Feminism is absolutely leftist and is straight from the Marxist playbook. De Beauvoir and Sartre are the parents of modern feminism and are both heavily influenced by Marx. In the Soviet Union the propaganda for equality was extremely strong and women were just considered another regular worker, same as the men. In fact feminists played a key role in the revolution of 1917 and gained suffrage right away. Funnily enough, women complained that they were exploited, because unlike feminist in rich capitalist countries that can afford to give "freedom" to women in exchange for very little work/value, the soviet women were actually required to work, the country being too poor to afford them easy jobs. But you'll tell us how actually it's all liberalism and whatnot, for sure you have a special history we don't know about that contradict every common sources we know about.

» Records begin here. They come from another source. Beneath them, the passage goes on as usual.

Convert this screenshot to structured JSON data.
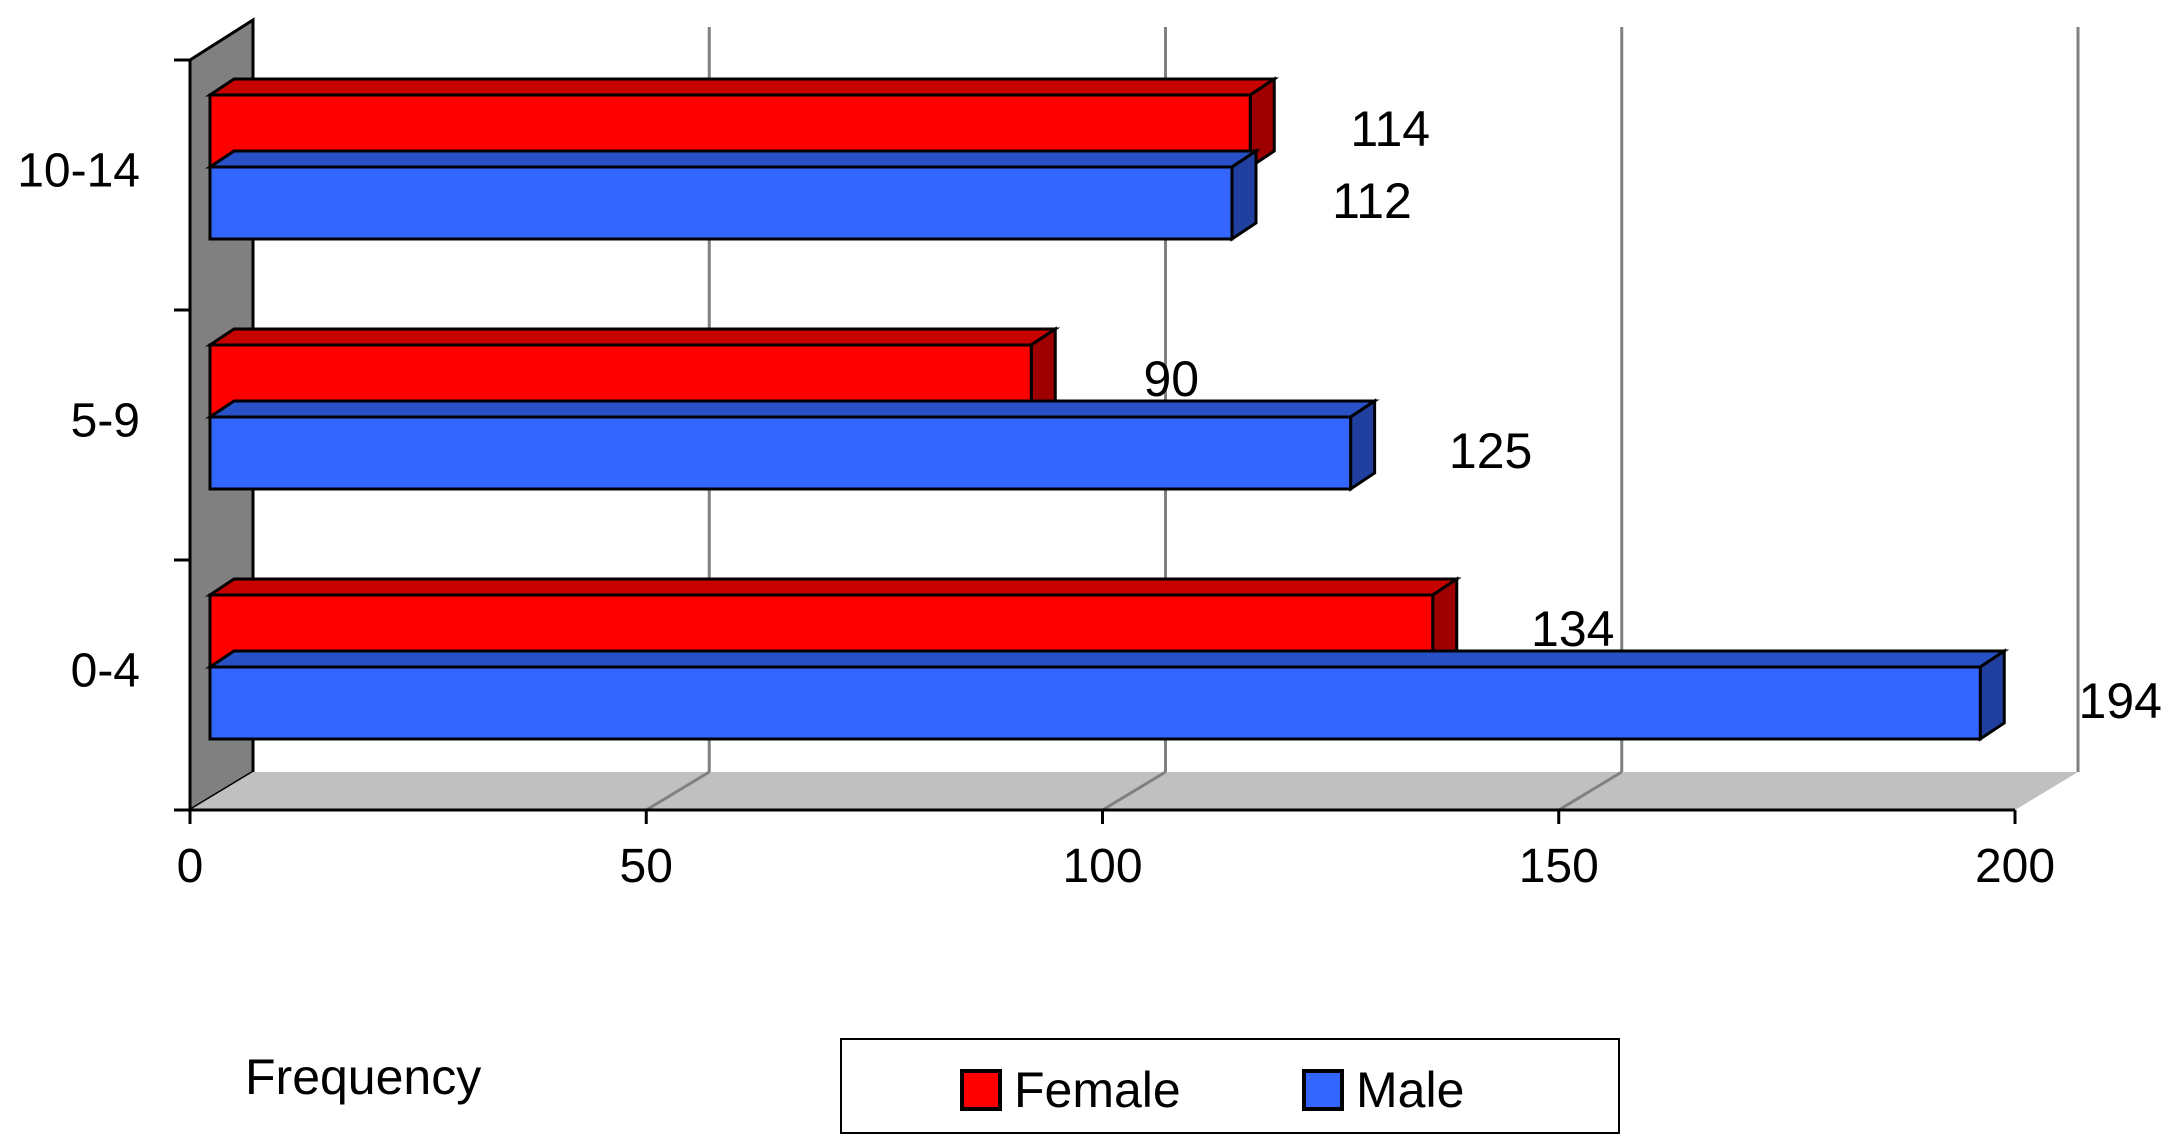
{
  "chart_data": {
    "type": "bar",
    "orientation": "horizontal",
    "style": "3d-clustered",
    "categories": [
      "0-4",
      "5-9",
      "10-14"
    ],
    "series": [
      {
        "name": "Female",
        "values": [
          134,
          90,
          114
        ],
        "color": "#ff0000"
      },
      {
        "name": "Male",
        "values": [
          194,
          125,
          112
        ],
        "color": "#3366ff"
      }
    ],
    "xlabel": "Frequency",
    "ylabel": "",
    "xlim": [
      0,
      200
    ],
    "xticks": [
      "0",
      "50",
      "100",
      "150",
      "200"
    ],
    "grid": true,
    "legend_position": "bottom"
  }
}
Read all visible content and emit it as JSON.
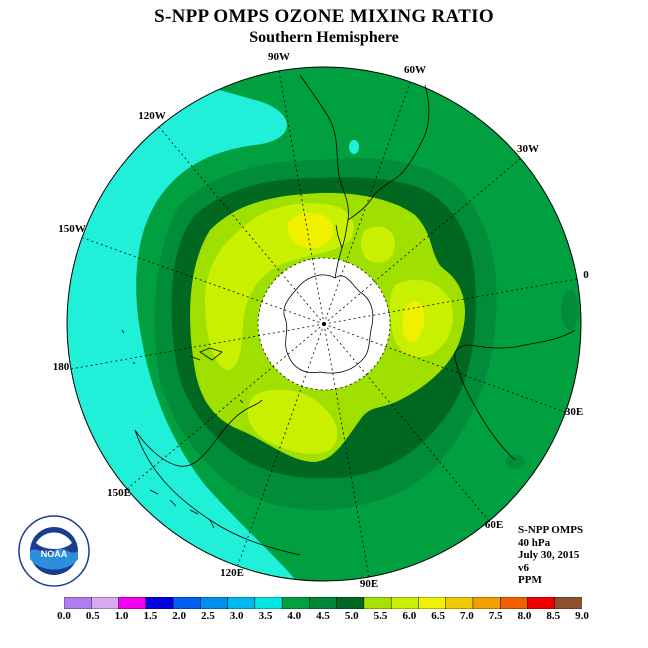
{
  "title": "S-NPP OMPS OZONE MIXING RATIO",
  "subtitle": "Southern Hemisphere",
  "longitude_labels": [
    "90W",
    "60W",
    "30W",
    "0",
    "30E",
    "60E",
    "90E",
    "120E",
    "150E",
    "180",
    "150W",
    "120W"
  ],
  "info": {
    "instrument": "S-NPP OMPS",
    "level": "40 hPa",
    "date": "July 30, 2015",
    "version": "v6",
    "units": "PPM"
  },
  "logo": {
    "text": "NOAA",
    "ring_text": "NATIONAL OCEANIC AND ATMOSPHERIC ADMINISTRATION · U.S. DEPARTMENT OF COMMERCE",
    "icon": "noaa-logo"
  },
  "colorbar": {
    "labels": [
      "0.0",
      "0.5",
      "1.0",
      "1.5",
      "2.0",
      "2.5",
      "3.0",
      "3.5",
      "4.0",
      "4.5",
      "5.0",
      "5.5",
      "6.0",
      "6.5",
      "7.0",
      "7.5",
      "8.0",
      "8.5",
      "9.0"
    ],
    "colors": [
      "#b07cf0",
      "#d8a8f0",
      "#f000f0",
      "#0000e0",
      "#0060f0",
      "#0090f0",
      "#00b8f0",
      "#00e8e0",
      "#00a040",
      "#008838",
      "#006820",
      "#a8e000",
      "#c8f000",
      "#f0f000",
      "#f0c800",
      "#f0a000",
      "#f06000",
      "#f00000",
      "#8c5030"
    ]
  },
  "colors": {
    "ring_4_5": "#00a040",
    "band_3_5_4_0": "#20f0d8",
    "band_4_0_4_5": "#008c38",
    "band_4_5_5_0": "#006820",
    "band_5_0_5_5": "#a0e000",
    "band_5_5_6_0": "#c8f000",
    "band_6_0_6_5": "#f0f000",
    "polar_night": "#ffffff"
  }
}
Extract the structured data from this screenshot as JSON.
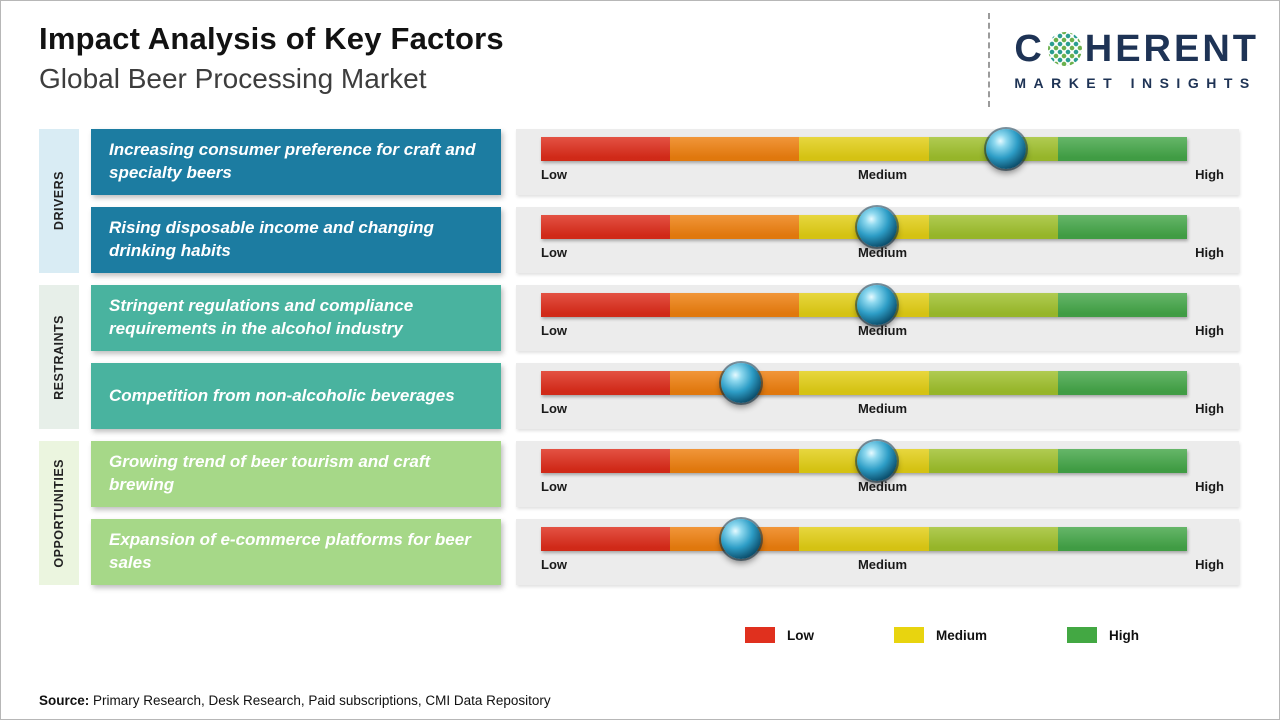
{
  "header": {
    "title": "Impact Analysis of Key Factors",
    "subtitle": "Global Beer Processing Market",
    "logo": {
      "name_prefix": "C",
      "name_suffix": "HERENT",
      "tagline": "MARKET INSIGHTS",
      "brand_color": "#1e3355"
    }
  },
  "scale": {
    "low": "Low",
    "medium": "Medium",
    "high": "High"
  },
  "bar_colors": [
    "#dd2c1a",
    "#ee7f0e",
    "#e2ce14",
    "#9fc02c",
    "#44a648"
  ],
  "categories": [
    {
      "label": "DRIVERS",
      "box_color": "#1c7ca1",
      "strip_color": "#d9ecf4",
      "rows": [
        {
          "text": "Increasing consumer preference for craft and specialty beers",
          "marker_left": "72%"
        },
        {
          "text": "Rising disposable income and changing drinking habits",
          "marker_left": "52%"
        }
      ]
    },
    {
      "label": "RESTRAINTS",
      "box_color": "#49b39f",
      "strip_color": "#e7efe9",
      "rows": [
        {
          "text": "Stringent regulations and compliance requirements in the alcohol industry",
          "marker_left": "52%"
        },
        {
          "text": "Competition from non-alcoholic beverages",
          "marker_left": "31%"
        }
      ]
    },
    {
      "label": "OPPORTUNITIES",
      "box_color": "#a6d888",
      "strip_color": "#ebf5df",
      "rows": [
        {
          "text": "Growing trend of beer tourism and craft brewing",
          "marker_left": "52%"
        },
        {
          "text": "Expansion of e-commerce platforms for beer sales",
          "marker_left": "31%"
        }
      ]
    }
  ],
  "legend": [
    {
      "label": "Low",
      "color": "#e0301e"
    },
    {
      "label": "Medium",
      "color": "#e8d40f"
    },
    {
      "label": "High",
      "color": "#43a843"
    }
  ],
  "source": {
    "label": "Source:",
    "text": " Primary Research, Desk Research, Paid subscriptions, CMI Data Repository"
  },
  "chart_data": {
    "type": "scatter",
    "title": "Impact Analysis of Key Factors",
    "subtitle": "Global Beer Processing Market",
    "scale_labels": [
      "Low",
      "Medium",
      "High"
    ],
    "xlim": [
      0,
      100
    ],
    "legend_position": "bottom-right",
    "series": [
      {
        "category": "Drivers",
        "factor": "Increasing consumer preference for craft and specialty beers",
        "impact_position_pct": 72,
        "impact_level": "Medium-High"
      },
      {
        "category": "Drivers",
        "factor": "Rising disposable income and changing drinking habits",
        "impact_position_pct": 52,
        "impact_level": "Medium"
      },
      {
        "category": "Restraints",
        "factor": "Stringent regulations and compliance requirements in the alcohol industry",
        "impact_position_pct": 52,
        "impact_level": "Medium"
      },
      {
        "category": "Restraints",
        "factor": "Competition from non-alcoholic beverages",
        "impact_position_pct": 31,
        "impact_level": "Low-Medium"
      },
      {
        "category": "Opportunities",
        "factor": "Growing trend of beer tourism and craft brewing",
        "impact_position_pct": 52,
        "impact_level": "Medium"
      },
      {
        "category": "Opportunities",
        "factor": "Expansion of e-commerce platforms for beer sales",
        "impact_position_pct": 31,
        "impact_level": "Low-Medium"
      }
    ]
  }
}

For sure.
Yes the EU is becoming more right-wing and conservative. This is course correction after decades of left/center-left (and greens) domination. But do you realise that this fact is completely contradictory to your point of view.
The argument is that the EU *was* pushing socialist policies and establishing a soft-form of communism. You contest that, claiming neoliberalism domination but then you admit that right-wing/conservative are just coming into power. I mean it was literally yesterday.
> For the first time, a right-wing majority is emerging at the European Parliament as the European People's Party flirts with groups that would have been considered too toxic to work with in the past. The pivot has given the EPP a choice but also created a headache for Ursula von der Leyen.
https://www.euronews.com/my-europe/2025/11/15/how-the-epp-us...
A news that was published literally 15 days ago. It cannot be that both the EU was ruled by neoliberals and they are just coming into power at the same. Do you realised how disingenuous you are ? If not this is frightening.
> Your beliefs are not aligned with reality.
No clearly you have a delusional point of view. Even wikipedia that is famously tilting left is basically disagreeing with you on everything. Get a grasp.
> while austerity measures are hitting hard across the EU.
Of course that's coming. They have ran out of others people money and debt level are unsustainable. But I would also contest you personal anecdote with one of mine, since I know someone who is currently receiving subsidies for a musical concert via EU. So maybe you are just bad a selling your projects on top of having a distorted view of reality. To be honest that would make sense because even the hardest left-wingers are not stupid enough to believe the garbage they sell to the wider populace. They pretend in public but in private they'll tell you about whatever power trip they are currently chasing.
You seem to be getting high on your own supply; that can't be good.
Just read your own text back please. It is full of ideological rhetoric and devoid of calm rational discussion.
Let's just pick out some examples here: "Your head is so far up your ass that you don't even realise that you basically described the Chinese system", "But you'll tell us how actually it's all liberalism and whatnot, for sure you have a special history we don't know about that contradict every common sources we know about", "even the hardest left-wingers are not stupid enough to believe the garbage they sell to the wider populace", "You seem to be getting high on your own supply".
Please calm down and respond to the points I made if you wish to debate me. As it stands you are making incorrect assumptions about my views while hitting random political talking points along the way. It's not really possible to respond to this wall of nonsense, as it barely has any connection to the discussion at hand.